ECLI:NL:RBSGR:2011:BR1340
LJN BR1340, Rechtbank 's-Gravenhage, AWB 11/20483

Inhoudsindicatie:

Trefwoorden: terugkeerbesluit; art 62, lid 3, Vw 2000; art 7, lid 1 en 4, Tri

De voorzieningenrechter ziet zich gesteld voor de vraag of in artikel 62, derde lid, aanhef en onder b, van de Vw 2000 criteria voor “risico op onderduiken” zijn neergelegd, zoals bedoeld in artikel 3, zevende lid, van de Terugkeerrichtlijn.
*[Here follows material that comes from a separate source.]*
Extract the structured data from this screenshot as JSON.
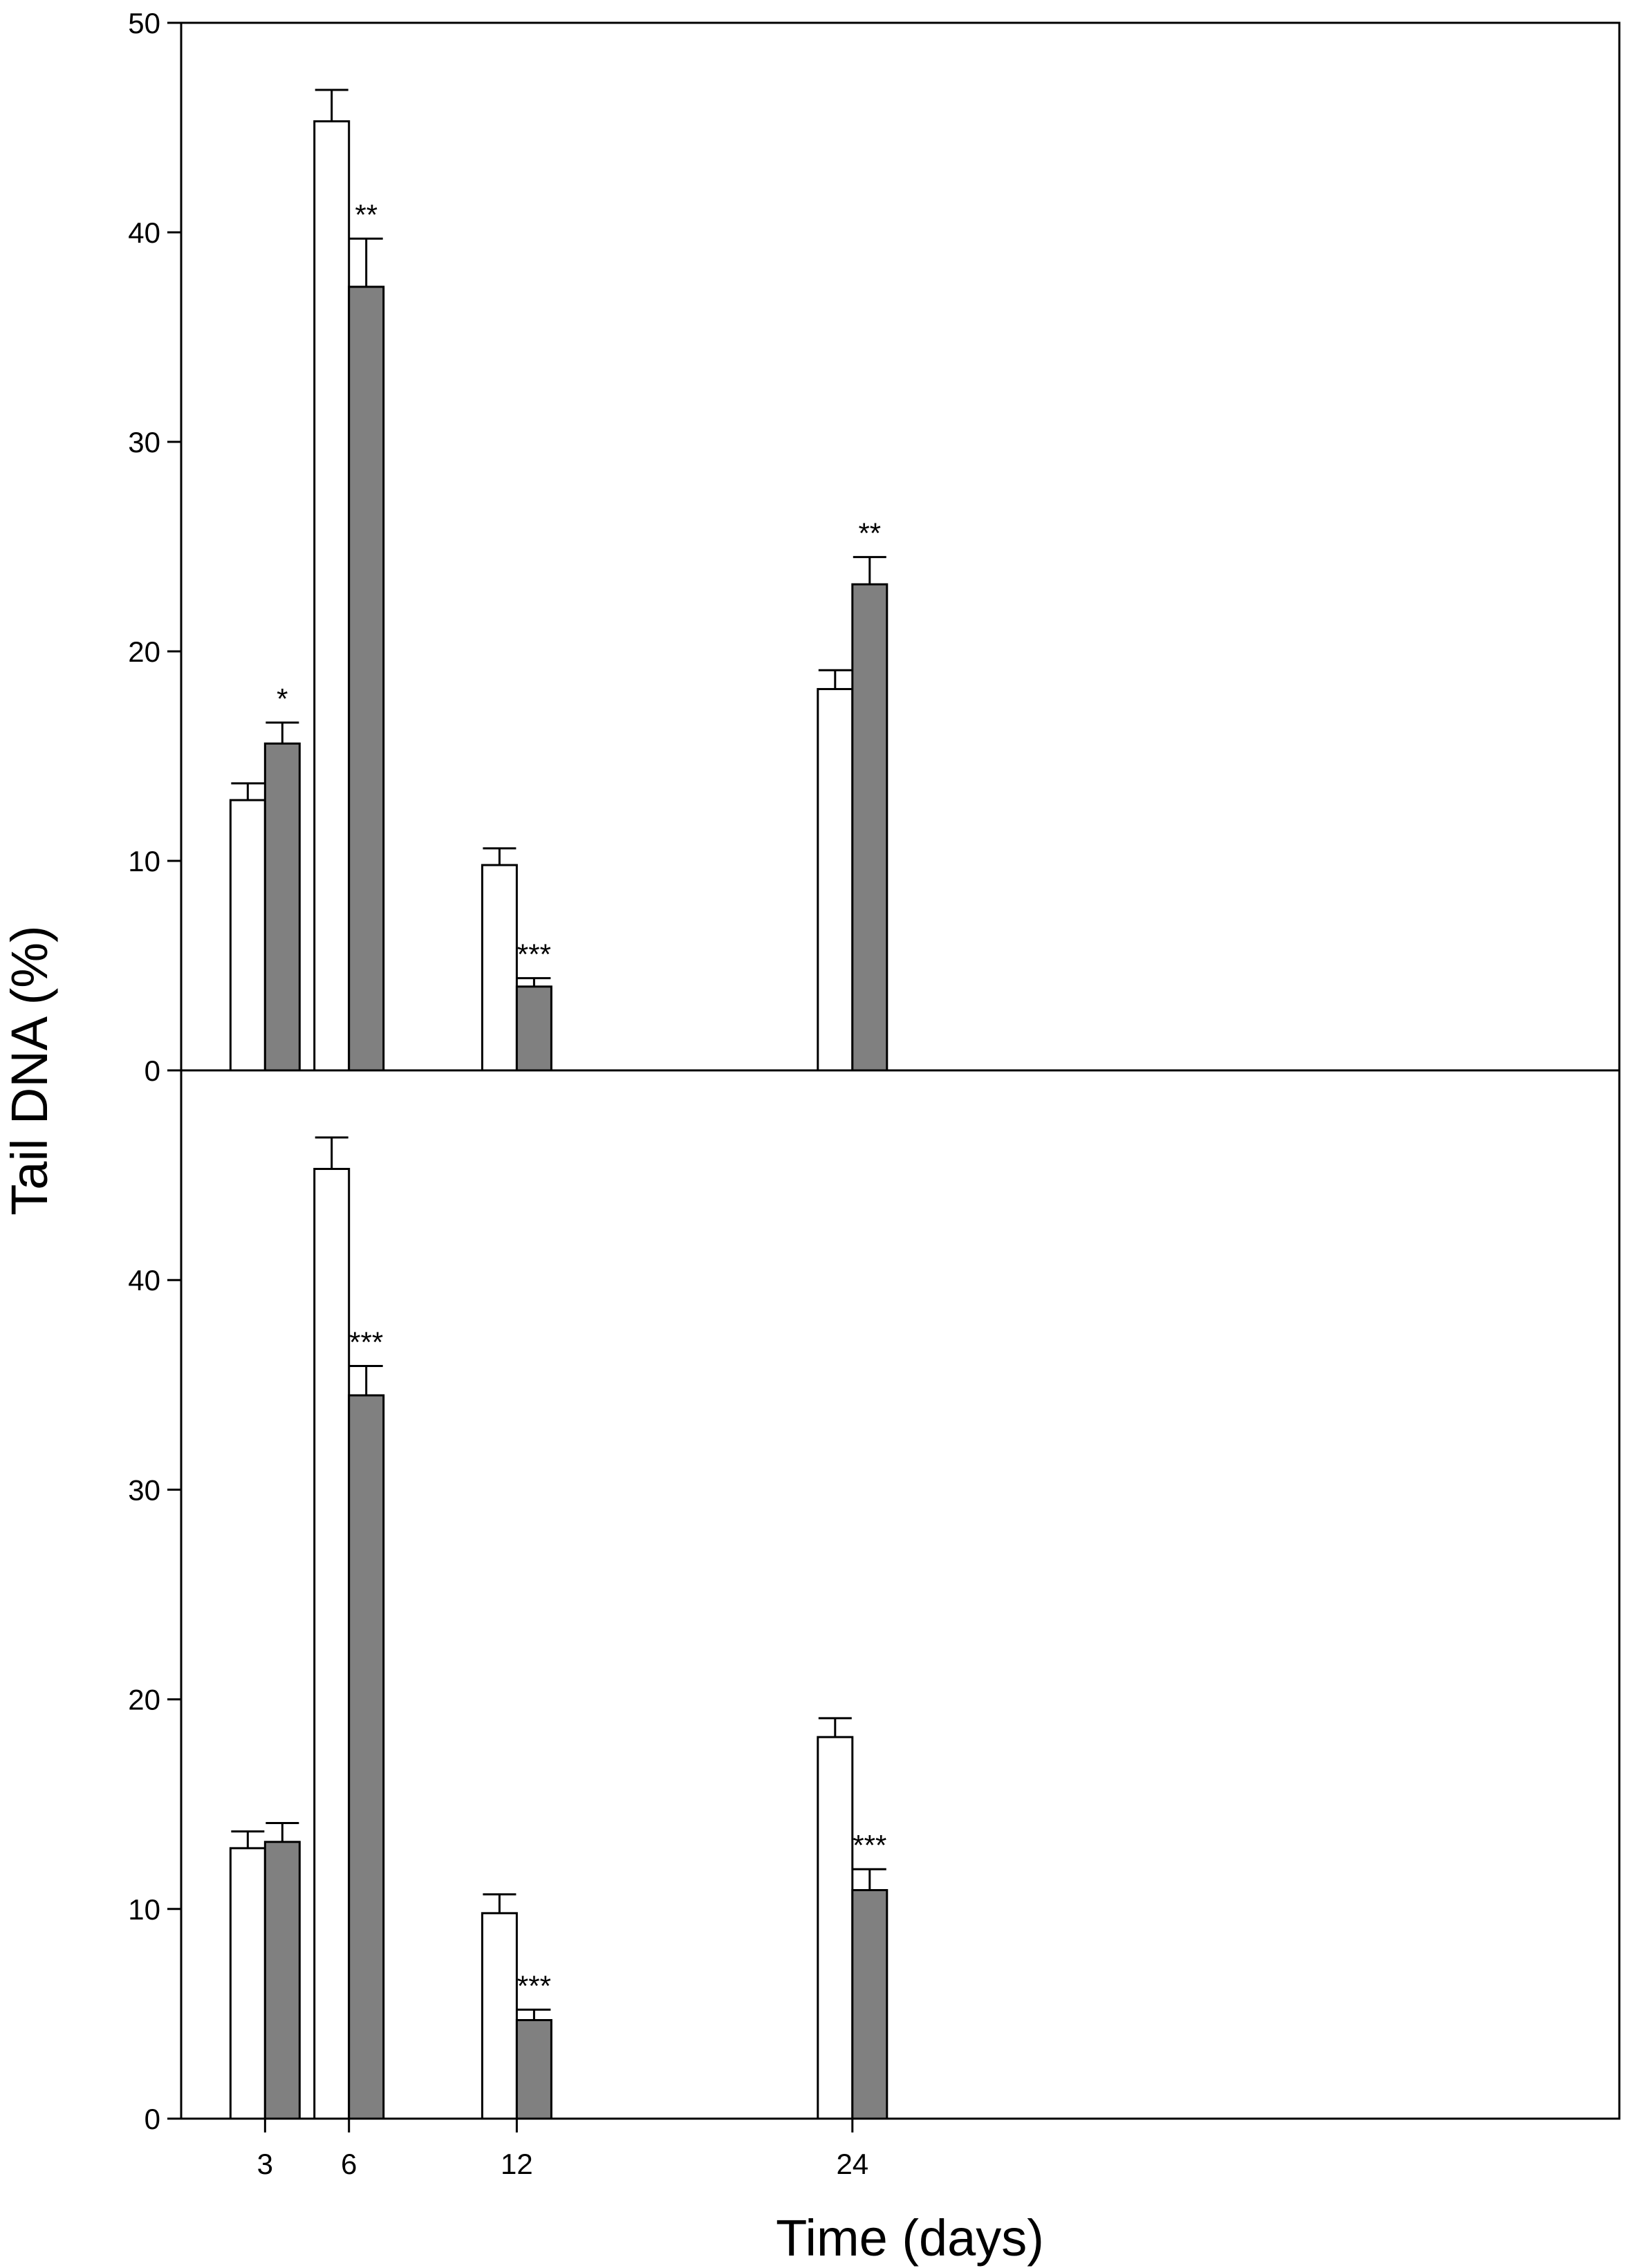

Naar het oordeel van de voorzieningenrechter zijn dergelijke criteria niet in artikel 62, derde lid, aanhef en onder b, van de Vw 2000 neergelegd. Hiervoor is van belang dat dit artikelonderdeel slechts de situatie beschrijft waarin de vreemdeling onmiddellijk voorafgaand aan zijn binnenkomst in Nederland geen rechtmatig verblijf heeft gehad. Voorzover verweerder in dit artikelonderdeel meer criteria wenst in te lezen met zijn betoog dat sprake is van een meer specifieke situatie, faalt deze stelling, aangezien in dit artikelonderdeel dergelijke criteria niet zijn neergelegd.

Het standpunt dat in de in artikel 62, derde lid, aanhef en onder b, van de Vw 2000 beschreven vorm van onrechtmatig verblijf zonder meer een reden ligt om aan te nemen dat de vreemdeling zich zal onttrekken aan het toezicht, is niet in overeenstemming met het systeem van de Terugkeerrichtlijn. Immers, de Terugkeerrichtlijn is in beginsel steeds van toepassing in geval van onrechtmatig verblijf. Volgens de hoofdregel dient, ondanks de onrechtmatigheid van het verblijf, een vertrektermijn te worden geboden. Aangenomen moet dan worden dat criteria op grond waarvan van die hoofdregel kan worden afgeweken, niet de enkele onrechtmatigheid van het verblijf kunnen betreffen. Dit staat ook zo verwoord in punt 6 van de considerans bij de Terugkeerrichtlijn waarin, voorzover van belang, staat vermeld dat beslissingen op grond van de Terugkeerrichtlijn op objectieve criteria berusten, die zich niet beperken tot het loutere feit van illegaal verblijf.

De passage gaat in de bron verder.